Filistin’de zilzal
Ya Rabbi! “Yoksa sizden öncekilerin çektikleriyle karşılaşmadan cennete girebileceğinizi mi sandınız? Onlar öylesine yoksulluk ve sıkıntı çekmişler, öyle sarsılmışlardı ki Peygamber ve yanındakiler, “Allah’ın yardımı ne zaman gelecek?” demeye başladılar. Bilesiniz ki Allah’ın yardımı yakındır” Bakara(214) diye buyuruyorsun Kur’an-ı Kerim’de. Sarsılmışlardı anlamında “Zulzilu” kelimesi geçiyor ayeti kerimede.
Ya Rabbi! Geçen gün El-Cezire’yi dinliyordum. Mülteci kampına 6 ton bomba atılmış, yüzlerce Filistinli şehid olmuştu. Muhabir 30 evin yıkıldığı bir noktadan gözyaşları içinde olanları anlatıyordu. Eliyle enkazı eşeleyen, ağlayan bir Filistinliye ne yaptığını soruyordu. “Enkaz altındaki dört çocuğumu arıyorum” diyordu. Muhabir olayın nasıl olduğunu soruyordu. O: “Tek kelimeyle anlatayım, ZİLZAL, ZİLZAL WALLAHİ ZİLZAL” diyordu. Ayeti kerimede ZULZİLU diye buyuruyorsun Ya Rabbel alemiyn. İşte Filistinli kulların artık kitabında bahsettiğin şekilde sarsılıyorlar. ZELZELU oluyorlar. Şimdiye kadar Gazze’ye 20 bin tonu aşkın bomba atılmış. Bu bombalar Hiroşima’ya atılan atom bombasının iki katıymış. Ya Rabbi! Bizden öncekiler de ancak bu kadar sarsılmışlardı. Filistinliler zilzalin, sarsılmanın âlâsını yaşıyorlar. Acil yardım alamıyorlar, ambulanslar vuruluyor. Her türlü vahşet sergileniyor. Acilen yardımını gönder de savaşın seyrini değiştir Allah’ım!

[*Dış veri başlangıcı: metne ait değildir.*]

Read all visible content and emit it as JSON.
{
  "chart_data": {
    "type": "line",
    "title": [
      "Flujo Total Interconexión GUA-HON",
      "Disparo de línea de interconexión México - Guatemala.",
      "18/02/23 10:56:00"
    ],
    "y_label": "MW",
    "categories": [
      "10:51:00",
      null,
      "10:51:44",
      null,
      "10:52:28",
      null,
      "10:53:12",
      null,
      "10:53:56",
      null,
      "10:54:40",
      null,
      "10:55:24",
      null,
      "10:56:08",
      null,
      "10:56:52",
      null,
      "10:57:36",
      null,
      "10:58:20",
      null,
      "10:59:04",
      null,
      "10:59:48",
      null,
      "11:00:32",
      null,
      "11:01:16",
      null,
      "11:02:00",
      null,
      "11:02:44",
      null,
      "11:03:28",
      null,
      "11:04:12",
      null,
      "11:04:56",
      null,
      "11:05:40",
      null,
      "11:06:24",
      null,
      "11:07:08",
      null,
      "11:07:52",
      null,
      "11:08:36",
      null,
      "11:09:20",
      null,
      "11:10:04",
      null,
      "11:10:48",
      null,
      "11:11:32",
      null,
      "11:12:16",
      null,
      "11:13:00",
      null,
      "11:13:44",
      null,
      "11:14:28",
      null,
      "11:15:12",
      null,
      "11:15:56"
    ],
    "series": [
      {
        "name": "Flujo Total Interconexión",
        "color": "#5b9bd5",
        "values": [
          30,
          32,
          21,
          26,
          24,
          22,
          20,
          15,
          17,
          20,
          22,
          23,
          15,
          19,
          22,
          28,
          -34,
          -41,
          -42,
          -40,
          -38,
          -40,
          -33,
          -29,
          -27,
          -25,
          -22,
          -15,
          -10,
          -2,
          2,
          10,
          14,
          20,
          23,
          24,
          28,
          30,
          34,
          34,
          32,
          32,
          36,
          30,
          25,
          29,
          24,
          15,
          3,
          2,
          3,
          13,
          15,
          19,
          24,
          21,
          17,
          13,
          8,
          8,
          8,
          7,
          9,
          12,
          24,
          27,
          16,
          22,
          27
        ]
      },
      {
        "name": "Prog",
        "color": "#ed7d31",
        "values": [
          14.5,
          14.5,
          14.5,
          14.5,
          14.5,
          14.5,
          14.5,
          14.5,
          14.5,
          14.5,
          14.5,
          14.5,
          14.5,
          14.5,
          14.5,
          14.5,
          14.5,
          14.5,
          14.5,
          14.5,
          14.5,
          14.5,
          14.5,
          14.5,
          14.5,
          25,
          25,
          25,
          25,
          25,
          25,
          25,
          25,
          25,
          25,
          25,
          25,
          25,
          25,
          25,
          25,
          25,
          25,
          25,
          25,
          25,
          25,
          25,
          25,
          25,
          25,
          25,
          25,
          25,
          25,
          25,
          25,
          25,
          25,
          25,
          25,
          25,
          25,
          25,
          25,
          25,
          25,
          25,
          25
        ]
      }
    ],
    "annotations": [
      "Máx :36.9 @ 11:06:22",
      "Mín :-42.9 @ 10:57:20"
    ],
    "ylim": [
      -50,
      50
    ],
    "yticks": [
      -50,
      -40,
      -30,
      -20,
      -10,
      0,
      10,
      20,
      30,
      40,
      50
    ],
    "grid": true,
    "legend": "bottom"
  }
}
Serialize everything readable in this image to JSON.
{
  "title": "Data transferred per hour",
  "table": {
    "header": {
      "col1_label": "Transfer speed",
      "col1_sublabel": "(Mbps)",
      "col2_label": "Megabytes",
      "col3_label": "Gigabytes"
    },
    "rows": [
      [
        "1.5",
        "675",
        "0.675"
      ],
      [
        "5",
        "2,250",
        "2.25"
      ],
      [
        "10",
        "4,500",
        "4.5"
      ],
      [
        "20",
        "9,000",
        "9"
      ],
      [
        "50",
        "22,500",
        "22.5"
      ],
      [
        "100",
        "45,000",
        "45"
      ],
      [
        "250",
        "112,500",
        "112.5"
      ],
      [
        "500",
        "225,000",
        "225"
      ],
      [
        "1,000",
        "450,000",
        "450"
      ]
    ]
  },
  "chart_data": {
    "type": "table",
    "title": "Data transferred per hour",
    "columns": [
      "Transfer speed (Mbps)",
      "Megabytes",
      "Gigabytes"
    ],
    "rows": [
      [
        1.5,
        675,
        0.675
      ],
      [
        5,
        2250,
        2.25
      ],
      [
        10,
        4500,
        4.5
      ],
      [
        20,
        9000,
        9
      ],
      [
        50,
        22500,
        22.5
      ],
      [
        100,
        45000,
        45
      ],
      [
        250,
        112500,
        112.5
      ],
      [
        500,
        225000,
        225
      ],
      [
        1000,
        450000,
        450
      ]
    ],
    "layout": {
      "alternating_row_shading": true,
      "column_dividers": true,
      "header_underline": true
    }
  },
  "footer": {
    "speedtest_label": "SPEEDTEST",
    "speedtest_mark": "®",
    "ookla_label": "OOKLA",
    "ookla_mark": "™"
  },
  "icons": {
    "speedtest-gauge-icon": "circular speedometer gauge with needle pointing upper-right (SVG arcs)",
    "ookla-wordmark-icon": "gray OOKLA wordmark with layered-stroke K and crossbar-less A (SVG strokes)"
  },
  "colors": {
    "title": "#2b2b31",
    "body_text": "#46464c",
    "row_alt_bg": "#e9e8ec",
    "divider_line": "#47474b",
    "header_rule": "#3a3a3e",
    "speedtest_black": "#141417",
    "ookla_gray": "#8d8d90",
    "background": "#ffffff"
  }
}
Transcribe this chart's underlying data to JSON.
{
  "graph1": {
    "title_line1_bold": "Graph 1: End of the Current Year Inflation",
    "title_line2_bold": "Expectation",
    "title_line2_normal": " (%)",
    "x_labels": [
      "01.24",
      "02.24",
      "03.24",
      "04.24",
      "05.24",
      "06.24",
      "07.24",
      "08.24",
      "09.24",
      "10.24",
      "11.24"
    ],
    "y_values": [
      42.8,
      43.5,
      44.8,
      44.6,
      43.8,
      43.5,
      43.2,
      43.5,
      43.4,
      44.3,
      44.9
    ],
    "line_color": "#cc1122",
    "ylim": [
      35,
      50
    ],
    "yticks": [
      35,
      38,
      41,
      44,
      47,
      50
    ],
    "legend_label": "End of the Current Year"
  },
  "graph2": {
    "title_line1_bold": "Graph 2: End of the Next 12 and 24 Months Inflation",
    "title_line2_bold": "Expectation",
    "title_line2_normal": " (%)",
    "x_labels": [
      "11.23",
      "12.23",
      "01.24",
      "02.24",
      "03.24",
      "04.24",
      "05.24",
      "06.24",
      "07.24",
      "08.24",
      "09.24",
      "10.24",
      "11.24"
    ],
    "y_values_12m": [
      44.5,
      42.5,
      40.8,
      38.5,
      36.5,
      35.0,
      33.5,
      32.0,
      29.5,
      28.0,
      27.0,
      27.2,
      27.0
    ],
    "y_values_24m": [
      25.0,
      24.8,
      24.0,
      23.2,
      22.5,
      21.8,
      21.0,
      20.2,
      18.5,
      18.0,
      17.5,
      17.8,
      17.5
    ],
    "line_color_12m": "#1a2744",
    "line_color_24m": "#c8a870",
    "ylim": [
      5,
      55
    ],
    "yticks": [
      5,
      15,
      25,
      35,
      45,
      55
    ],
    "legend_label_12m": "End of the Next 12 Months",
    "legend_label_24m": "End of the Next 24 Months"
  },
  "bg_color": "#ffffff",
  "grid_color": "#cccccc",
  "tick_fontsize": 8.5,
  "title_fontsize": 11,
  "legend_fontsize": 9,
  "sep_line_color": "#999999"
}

Ya Rabbi! Bizden öncekilerin “Öylesine yoksulluk ve sıkıntı çektiklerini, öylesine sarsıldıklarını öyle ki peygamber ve beraberindekilerin: “Allah’ın yardımı ne zaman?” dedikleri haller yaşadıklarını bize haber veriyorsun.
Ya Rabbi! Filistin’de neredeyse bütün fırınlar vuruldu. Su yok, elektrik yok, ulaşım yok. Filistinliler geçmiş milletlerin yoksulluğunu belki de daha fazlasını da yaşıyorlar. Onlar da artık: “Allah’ın yardımı ne zaman” diye feryat ediyorlar. İşin garantisini veriyor ve: “Bilesiniz ki Allah’ın yardımı yakındır” diye buyuruyorsun. Bu yakınlık bizim bildiğimiz yakınlık olsun ya Rab!
Ya Rabbi! Gördüklerimiz ve şahit olduklarımıza dayanarak: Bizden öncekiler de ancak bu kadarını görmüşlerdi, diyoruz. Artık onlar da bizler de “Allah’ın yardımı ne zaman?” diyoruz. Hz. Musa’nın yalnızlığına terk edilen bu mazlumlara, dar imkânlarla senin için savaşan bu kullarına Bedir’in meleklerini göndererek yardım et. Onları meleklerinle güçlendir.
Ya Rabbi! Yine “İman edenlere düşmanlık etmede insanların en şiddetlisinin kesinlikle Yahudiler ile Allah’a ortak koşanlar olduğunu görürsün” diye buyuruyorsun. İman edenlerin düşmanı senin de düşmanlarındır. Merhametsizlikte son noktadadırlar. Kahhar sıfatını onların üzerinde tecelli ettir! Onlara karşı merhametsiz ol! Fatiha Suresi’nde mağdub diye nitelendirdiğin siyonistlere gazabını indir! Düşmanlarına karşı dostlarına görünmeyen güçlerinle yardım et! Bu dünyada da yandıklarını bize göster!
Ya Rabbi! “Nice az birlik vardır ki, Allah’ın izniyle sayıca çok birliği yenmişlerdir” ayetini tecelli ettir. Tarihimize Bedir’in Aslanları gibi Gazze’nin Aslanları tamlamasını da geçir!
Ya Rabbi! Yine Al-i İmran 126’ıncı ayette: “Allah size yardım ederse, sizi yenecek yoktur” buyurduğun gibi gücünü göster!
Ya Rabbi! Bizler de Kur’an-ı Kerim’de bahsettiğin Müslümanlıktan fersah fersah uzaktayız. Sıratul-mustaqimdan sapmışız, bizleri de doğru yola ilet! Dualarını kabul ettiğin kullarından eyle! Bizi affet! Bize merhamet et!